You could make a time/space tradeoff and go O(n^2) for time and O(1) for (memory) space by counting how many times a word occurs each time you encounter it in a linear pass of the data. If the count is above the top 10 found so far, then keep the word and the count, otherwise ignore it.

Says building a Hash and sorting the values is best. I'm inclined to agree. http://www.allinterview.com/showanswers/56657.html

Here is a Bash implementation that does something similar...I think http://www.commandlinefu.com/commands/view/5994/computes-the-most-frequent-used-words-of-a-text-file

Depending on the size of the input data, it may or may not be a good idea to keep a HashMap. Say for instance, our hash-map is too big to fit into main memory. This can cause a very high number of memory transfers as most hash-map implementations need random access and would not be very good on the cache.

In such cases sorting the input data would be a better solution.

Cycle through the string of words and store each in a dictionary(using python) and number of times they occur as the value.

If the word list will not fit in memory, you can split the file until it will. Generate a histogram of each part (either sequentially or in parallel), and merge the results (the details of which may be a bit fiddly if you want guaranteed correctness for all inputs, but should not compromise the O(n) effort, or the O(n/k) time for k tasks).

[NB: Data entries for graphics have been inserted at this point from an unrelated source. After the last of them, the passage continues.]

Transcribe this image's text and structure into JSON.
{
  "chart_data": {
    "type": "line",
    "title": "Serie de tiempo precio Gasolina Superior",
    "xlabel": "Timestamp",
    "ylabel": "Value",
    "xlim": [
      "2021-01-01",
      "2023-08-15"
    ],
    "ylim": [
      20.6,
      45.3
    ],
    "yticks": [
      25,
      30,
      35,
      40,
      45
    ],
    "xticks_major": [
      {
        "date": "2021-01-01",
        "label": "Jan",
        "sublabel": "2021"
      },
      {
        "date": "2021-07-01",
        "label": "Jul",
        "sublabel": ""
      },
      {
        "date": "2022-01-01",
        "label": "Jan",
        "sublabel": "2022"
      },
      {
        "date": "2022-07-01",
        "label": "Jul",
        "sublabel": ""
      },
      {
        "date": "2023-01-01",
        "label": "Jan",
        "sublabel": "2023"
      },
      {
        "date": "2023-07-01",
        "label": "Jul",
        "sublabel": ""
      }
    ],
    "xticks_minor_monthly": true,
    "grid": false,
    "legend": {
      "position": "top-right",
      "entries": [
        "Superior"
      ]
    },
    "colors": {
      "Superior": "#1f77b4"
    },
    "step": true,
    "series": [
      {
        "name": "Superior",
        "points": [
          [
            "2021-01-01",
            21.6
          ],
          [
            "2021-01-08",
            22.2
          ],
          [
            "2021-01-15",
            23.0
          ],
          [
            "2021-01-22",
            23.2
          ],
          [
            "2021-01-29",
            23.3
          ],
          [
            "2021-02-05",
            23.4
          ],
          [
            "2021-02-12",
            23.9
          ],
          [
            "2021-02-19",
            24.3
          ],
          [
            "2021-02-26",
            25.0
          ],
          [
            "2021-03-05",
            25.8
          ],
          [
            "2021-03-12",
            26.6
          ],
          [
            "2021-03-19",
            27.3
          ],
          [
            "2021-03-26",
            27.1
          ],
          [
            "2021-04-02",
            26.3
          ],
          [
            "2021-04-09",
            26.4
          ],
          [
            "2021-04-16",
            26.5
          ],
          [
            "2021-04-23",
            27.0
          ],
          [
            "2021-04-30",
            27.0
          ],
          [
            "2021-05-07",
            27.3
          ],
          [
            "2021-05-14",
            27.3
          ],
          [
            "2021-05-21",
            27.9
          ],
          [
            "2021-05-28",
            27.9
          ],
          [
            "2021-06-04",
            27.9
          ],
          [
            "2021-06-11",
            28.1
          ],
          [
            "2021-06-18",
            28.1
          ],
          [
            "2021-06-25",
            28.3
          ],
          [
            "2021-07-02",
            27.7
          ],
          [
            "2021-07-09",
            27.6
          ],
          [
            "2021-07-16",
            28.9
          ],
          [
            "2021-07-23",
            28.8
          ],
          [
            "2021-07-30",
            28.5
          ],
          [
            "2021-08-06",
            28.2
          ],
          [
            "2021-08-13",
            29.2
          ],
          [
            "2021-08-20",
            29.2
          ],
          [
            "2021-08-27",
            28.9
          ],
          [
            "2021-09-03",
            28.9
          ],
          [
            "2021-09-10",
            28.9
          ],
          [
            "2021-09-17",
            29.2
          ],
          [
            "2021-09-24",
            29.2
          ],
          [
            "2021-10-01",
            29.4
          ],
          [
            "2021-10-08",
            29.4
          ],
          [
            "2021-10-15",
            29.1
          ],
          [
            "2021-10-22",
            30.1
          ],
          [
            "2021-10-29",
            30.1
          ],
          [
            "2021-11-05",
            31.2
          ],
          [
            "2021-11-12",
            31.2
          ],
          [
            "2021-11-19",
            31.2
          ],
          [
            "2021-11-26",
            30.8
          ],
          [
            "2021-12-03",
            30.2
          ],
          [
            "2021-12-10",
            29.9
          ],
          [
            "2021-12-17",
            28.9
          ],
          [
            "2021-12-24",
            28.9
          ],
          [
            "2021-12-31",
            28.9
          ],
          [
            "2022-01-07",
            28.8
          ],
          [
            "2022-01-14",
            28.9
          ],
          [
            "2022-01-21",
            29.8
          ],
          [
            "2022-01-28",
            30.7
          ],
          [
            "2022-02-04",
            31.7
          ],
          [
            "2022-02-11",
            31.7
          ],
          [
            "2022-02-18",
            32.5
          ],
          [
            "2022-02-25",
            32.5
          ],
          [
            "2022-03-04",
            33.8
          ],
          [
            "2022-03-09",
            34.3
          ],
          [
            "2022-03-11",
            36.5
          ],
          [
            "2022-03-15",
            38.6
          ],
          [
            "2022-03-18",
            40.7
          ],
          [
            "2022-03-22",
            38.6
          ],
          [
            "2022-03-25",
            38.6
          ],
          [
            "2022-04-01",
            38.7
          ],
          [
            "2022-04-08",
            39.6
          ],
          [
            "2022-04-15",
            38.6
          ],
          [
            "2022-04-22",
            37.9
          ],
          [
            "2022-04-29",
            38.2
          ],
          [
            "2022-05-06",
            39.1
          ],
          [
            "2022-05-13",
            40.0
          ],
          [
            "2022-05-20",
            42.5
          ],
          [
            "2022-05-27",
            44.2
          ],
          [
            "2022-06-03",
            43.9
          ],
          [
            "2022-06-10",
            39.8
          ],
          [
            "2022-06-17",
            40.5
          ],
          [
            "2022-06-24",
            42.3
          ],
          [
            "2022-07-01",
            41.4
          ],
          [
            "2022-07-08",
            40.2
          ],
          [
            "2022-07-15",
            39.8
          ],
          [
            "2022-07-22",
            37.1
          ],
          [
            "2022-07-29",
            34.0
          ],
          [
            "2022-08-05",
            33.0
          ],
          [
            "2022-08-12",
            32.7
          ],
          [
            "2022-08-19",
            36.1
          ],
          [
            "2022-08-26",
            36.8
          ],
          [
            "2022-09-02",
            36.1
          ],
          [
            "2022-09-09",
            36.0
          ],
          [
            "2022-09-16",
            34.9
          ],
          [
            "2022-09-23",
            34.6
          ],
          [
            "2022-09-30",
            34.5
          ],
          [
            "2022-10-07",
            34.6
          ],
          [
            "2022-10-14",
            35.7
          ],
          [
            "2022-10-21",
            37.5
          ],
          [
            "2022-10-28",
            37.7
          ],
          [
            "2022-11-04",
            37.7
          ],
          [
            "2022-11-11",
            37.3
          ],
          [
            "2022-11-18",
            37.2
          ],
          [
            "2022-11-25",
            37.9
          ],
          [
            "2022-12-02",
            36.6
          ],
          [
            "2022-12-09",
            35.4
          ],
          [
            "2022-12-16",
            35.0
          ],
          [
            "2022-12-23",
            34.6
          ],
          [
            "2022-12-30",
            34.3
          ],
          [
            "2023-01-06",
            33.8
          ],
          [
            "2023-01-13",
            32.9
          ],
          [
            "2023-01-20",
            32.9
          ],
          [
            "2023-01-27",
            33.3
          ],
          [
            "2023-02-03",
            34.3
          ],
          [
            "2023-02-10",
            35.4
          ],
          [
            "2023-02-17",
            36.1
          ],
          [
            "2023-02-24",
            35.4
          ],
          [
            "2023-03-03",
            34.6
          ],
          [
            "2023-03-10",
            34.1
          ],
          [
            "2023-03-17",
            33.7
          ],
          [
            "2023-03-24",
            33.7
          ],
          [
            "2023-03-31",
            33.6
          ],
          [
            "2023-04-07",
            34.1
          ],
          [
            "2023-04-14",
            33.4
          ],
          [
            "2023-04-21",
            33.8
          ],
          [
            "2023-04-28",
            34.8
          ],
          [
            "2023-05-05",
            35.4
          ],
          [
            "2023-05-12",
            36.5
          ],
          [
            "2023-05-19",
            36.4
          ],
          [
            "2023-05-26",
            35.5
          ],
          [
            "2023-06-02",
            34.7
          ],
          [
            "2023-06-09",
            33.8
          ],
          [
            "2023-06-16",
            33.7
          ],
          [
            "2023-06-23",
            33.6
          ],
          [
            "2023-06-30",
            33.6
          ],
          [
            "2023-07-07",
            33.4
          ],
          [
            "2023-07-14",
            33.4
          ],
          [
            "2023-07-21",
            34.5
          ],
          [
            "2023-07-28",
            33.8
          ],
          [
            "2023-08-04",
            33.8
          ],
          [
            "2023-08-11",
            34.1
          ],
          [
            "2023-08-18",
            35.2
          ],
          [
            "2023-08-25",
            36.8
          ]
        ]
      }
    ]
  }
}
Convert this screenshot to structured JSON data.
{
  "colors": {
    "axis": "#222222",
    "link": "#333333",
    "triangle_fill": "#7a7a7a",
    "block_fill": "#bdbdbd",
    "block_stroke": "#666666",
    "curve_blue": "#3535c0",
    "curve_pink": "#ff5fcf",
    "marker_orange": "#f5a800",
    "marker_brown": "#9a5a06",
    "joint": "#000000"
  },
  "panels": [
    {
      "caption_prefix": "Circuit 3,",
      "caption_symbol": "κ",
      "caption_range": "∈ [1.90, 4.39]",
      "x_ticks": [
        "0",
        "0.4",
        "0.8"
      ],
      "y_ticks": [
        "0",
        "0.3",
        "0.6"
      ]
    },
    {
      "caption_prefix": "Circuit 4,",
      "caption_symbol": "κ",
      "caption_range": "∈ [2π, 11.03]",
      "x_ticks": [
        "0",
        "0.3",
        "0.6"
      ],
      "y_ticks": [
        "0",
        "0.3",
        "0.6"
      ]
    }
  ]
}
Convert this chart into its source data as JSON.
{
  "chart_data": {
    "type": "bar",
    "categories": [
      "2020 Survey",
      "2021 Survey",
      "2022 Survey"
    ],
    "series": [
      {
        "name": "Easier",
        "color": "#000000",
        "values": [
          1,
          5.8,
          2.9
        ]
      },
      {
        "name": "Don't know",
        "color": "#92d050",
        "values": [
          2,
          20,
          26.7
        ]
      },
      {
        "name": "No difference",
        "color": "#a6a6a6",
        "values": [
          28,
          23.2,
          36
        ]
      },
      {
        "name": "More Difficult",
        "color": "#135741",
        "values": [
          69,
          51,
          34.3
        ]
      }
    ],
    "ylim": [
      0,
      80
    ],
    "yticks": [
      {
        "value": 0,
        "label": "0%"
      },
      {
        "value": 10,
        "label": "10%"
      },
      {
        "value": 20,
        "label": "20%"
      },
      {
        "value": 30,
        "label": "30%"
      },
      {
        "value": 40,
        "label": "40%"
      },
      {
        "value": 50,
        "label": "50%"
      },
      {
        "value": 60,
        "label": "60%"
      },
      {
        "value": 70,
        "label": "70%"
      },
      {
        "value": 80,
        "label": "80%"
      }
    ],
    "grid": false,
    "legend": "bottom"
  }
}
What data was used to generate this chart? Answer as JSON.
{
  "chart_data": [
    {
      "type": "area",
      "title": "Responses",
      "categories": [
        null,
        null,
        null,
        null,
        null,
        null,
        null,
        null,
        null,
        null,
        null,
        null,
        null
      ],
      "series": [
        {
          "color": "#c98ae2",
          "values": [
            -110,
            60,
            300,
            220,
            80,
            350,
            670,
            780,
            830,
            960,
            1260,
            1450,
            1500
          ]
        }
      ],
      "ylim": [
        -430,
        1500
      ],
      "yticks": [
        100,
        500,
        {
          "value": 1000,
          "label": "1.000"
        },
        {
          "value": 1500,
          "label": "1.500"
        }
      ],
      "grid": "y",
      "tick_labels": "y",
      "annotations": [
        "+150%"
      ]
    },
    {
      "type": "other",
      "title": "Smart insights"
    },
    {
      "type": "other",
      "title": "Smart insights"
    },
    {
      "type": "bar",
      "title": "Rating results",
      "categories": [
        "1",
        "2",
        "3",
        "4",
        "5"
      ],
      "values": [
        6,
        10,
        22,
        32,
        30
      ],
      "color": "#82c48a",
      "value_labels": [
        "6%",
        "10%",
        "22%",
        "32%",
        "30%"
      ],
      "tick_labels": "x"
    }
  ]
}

A Radix tree or one of it's variations will generally allow you to save storage space by collapsing common sequences.
Building it will take O(nk) - where k is "the maximum length of all strings in the set".

step 1 : If the file is very large and can't be sorted in memory you can split it into chunks that can be sorted in memory.

step 2 : For each sorted chunk compute sorted pairs of (words, nr_occurrence), at his point you can renounce to the chunks because you need only the sorted pairs.

step 3 : Iterate over the chunks and sort the chunks and always keep the top ten appearances.

Example:

Step 1:

a b a ab abb a a b b c c ab ab

split into :

chunk 1: a b a ab
chunk 2: abb a a b b
chunk 3: c c ab ab

Step 2:

chunk 1: a2, b1, ab1 chunk 2: a2, b2, abb1
chunk 3: c2, ab2

Step 3(merge the chunks and keep the top ten appearances):

a4 b3 ab3 c2 abb1

    int k = 0;
    int n = i;
    int j;
    string[] stringList = h.Split(" ".ToCharArray(),
                                  StringSplitOptions.RemoveEmptyEntries);
    int m = stringList.Count();
    for (j = 0; j < m; j++)
    {
        int c = 0;
        for (k = 0; k < m; k++)
        {
            if (string.Compare(stringList[j], stringList[k]) == 0)
            {
                c = c + 1;
            }
        }
    }

Not the most efficient CPU-wise, and UGLY, but it took only 2 minutes to bang out:

perl -lane '$h{$_}++ for @F; END{for $w (sort {$h{$b}<=>$h{$a}} keys %h) {print "$h{$w}\t$w"}}' file | head

Loop over each line with -n
Split each line into @F words with -a
Each $_ word increments hash %h
Once the END of file has been reached,
sort the hash by the frequency
Print the frequency $h{$w} and the word $w
Use bash head to stop at 10 lines

Using the text of this web page as input:

121     the
77      a
48      in
46      to
44      of
39      at
33      is
30      vote
29      and
25      you

I benchmarked this solution vs the top-rated shell solution (ben jackson) on a 3.3GB text file with 580,000,000 words.
Perl 5.22 completed in 171 seconds, while the shell solution completed in 474 seconds.